Wireless monitoring could mean fewer Hospital admissions

Researchers have found that using an implanted device to remotely monitor people with heart failure could reduce hospital admissions by 39 per cent.

The American study compared standard treatments, where patients self-report changes in symptoms and record their daily weight, with the additional use of an implanted device that measures pressure within the arteries connecting the heart and lungs.

They found those using the implanted device were less likely to be admitted to hospital.

Amy Thompson, senior cardiac nurse at the British Heart Foundation, said: “Telemonitoring, in which patients self-report their symptoms and are often telephoned at home by medical staff, has already shown positive benefits for heart failure patients in the UK.

“This interesting study considers a possible next stage, where an implanted device also records internal pressures which can give an earlier indication of problems.

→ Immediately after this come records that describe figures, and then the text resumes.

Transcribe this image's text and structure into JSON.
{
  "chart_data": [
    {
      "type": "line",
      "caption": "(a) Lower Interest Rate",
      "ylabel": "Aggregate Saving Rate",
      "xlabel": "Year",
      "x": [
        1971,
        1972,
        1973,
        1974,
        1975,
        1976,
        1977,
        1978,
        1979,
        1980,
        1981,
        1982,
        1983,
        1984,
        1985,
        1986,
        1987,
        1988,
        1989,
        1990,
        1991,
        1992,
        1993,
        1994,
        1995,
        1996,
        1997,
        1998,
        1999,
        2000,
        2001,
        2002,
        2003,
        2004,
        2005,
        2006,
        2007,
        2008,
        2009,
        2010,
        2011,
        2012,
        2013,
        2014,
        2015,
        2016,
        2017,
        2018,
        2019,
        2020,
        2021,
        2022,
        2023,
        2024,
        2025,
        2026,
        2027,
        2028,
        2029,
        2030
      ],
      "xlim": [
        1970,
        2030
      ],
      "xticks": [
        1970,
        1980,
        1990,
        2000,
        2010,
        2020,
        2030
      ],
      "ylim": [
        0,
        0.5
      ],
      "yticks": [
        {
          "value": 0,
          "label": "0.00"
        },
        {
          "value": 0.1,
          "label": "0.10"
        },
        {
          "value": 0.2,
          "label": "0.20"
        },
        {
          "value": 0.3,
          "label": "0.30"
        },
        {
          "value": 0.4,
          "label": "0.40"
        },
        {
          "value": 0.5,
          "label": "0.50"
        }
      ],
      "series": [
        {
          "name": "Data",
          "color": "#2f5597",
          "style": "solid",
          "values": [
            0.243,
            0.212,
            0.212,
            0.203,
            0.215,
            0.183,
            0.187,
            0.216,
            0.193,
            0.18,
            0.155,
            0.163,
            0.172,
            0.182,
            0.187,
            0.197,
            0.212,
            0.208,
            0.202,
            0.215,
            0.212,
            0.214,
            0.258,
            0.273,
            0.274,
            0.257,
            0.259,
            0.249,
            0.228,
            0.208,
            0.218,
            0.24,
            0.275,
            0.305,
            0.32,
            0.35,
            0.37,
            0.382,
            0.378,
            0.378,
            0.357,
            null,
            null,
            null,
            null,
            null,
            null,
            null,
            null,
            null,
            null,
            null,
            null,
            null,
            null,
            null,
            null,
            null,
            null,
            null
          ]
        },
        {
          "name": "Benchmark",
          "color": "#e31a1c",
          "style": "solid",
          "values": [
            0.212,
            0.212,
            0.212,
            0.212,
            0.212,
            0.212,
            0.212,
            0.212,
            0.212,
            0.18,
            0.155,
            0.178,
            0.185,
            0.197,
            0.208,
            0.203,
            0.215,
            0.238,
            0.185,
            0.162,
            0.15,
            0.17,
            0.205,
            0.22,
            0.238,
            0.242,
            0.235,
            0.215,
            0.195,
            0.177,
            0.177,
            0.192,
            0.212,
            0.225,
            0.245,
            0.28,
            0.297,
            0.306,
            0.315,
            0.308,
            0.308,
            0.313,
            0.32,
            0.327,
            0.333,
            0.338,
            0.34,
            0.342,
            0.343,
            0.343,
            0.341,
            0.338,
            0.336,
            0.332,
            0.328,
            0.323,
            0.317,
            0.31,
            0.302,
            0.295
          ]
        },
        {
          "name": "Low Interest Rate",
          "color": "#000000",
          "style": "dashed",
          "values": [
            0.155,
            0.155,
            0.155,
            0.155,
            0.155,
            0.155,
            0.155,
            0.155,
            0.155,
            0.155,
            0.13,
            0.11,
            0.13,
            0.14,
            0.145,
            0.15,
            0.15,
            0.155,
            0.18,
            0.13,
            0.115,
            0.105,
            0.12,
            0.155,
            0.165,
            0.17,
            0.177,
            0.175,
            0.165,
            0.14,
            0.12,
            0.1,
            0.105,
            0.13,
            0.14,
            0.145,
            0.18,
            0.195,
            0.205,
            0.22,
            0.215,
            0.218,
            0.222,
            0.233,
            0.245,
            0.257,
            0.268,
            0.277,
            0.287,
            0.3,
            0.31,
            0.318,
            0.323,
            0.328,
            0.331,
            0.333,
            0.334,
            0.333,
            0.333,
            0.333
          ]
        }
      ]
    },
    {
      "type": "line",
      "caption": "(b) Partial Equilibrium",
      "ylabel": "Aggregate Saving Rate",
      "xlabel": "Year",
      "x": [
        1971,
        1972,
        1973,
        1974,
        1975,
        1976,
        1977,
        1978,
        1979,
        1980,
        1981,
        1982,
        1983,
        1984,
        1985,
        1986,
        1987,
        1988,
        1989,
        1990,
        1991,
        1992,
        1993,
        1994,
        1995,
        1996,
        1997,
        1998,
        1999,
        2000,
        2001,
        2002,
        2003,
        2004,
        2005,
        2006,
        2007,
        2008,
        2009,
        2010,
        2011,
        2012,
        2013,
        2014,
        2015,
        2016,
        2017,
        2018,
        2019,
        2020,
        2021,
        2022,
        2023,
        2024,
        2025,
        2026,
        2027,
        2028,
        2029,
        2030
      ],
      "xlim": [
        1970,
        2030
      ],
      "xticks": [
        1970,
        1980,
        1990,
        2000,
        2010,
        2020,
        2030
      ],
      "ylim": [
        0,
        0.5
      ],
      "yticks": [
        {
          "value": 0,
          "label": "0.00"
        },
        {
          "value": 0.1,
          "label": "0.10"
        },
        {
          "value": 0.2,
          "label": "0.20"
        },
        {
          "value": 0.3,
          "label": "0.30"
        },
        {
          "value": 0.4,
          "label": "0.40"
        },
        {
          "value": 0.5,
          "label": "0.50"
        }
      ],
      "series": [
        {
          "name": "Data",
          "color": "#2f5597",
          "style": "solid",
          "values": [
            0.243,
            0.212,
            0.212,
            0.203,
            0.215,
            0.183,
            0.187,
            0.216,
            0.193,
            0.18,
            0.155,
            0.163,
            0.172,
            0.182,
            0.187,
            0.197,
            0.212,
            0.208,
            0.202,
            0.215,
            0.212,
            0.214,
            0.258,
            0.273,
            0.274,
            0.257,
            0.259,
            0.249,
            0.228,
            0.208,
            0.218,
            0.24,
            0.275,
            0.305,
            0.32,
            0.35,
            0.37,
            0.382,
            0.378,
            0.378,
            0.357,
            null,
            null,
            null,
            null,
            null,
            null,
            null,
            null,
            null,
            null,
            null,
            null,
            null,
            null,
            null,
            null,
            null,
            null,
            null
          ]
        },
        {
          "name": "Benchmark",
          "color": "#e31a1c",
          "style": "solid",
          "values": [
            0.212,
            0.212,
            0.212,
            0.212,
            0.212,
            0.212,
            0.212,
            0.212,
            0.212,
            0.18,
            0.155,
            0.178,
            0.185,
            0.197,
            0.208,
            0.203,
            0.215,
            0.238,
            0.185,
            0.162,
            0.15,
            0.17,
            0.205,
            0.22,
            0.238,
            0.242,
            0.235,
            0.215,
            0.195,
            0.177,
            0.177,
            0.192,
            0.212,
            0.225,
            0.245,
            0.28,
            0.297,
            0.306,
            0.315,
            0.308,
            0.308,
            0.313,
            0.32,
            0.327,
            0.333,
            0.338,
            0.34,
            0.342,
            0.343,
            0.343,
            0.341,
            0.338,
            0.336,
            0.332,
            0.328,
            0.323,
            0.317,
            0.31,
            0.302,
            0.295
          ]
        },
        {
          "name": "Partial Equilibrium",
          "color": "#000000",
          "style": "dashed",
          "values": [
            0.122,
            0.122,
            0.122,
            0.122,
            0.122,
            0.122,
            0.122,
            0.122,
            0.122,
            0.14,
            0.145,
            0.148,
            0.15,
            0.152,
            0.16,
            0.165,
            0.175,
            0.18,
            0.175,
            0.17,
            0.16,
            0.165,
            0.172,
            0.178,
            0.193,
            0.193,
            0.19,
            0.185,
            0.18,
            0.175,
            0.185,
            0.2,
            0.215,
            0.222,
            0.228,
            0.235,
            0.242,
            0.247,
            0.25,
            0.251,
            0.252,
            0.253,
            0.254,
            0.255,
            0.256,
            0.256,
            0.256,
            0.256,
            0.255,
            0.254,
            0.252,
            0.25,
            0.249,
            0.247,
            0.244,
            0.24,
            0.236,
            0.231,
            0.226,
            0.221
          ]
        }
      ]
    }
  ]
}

“While this research finds the wireless device reduces hospitals admissions for some people with moderate heart failure, it requires an invasive procedure and the researchers did not measure its impact on long term survival rates. We’d need to see much more research and larger trials before we could be confident this is a practical next step for monitoring heart failure patients.

“In the meantime, we know all heart failure patients would benefit from having a full cardiological assessment and specialist nursing support, such as a BHF-funded heart failure nurse. These nurses have been proven to reduce hospital admissions by 35 per cent, significantly improving patients’ quality and length of life, and reducing costs for the health service.”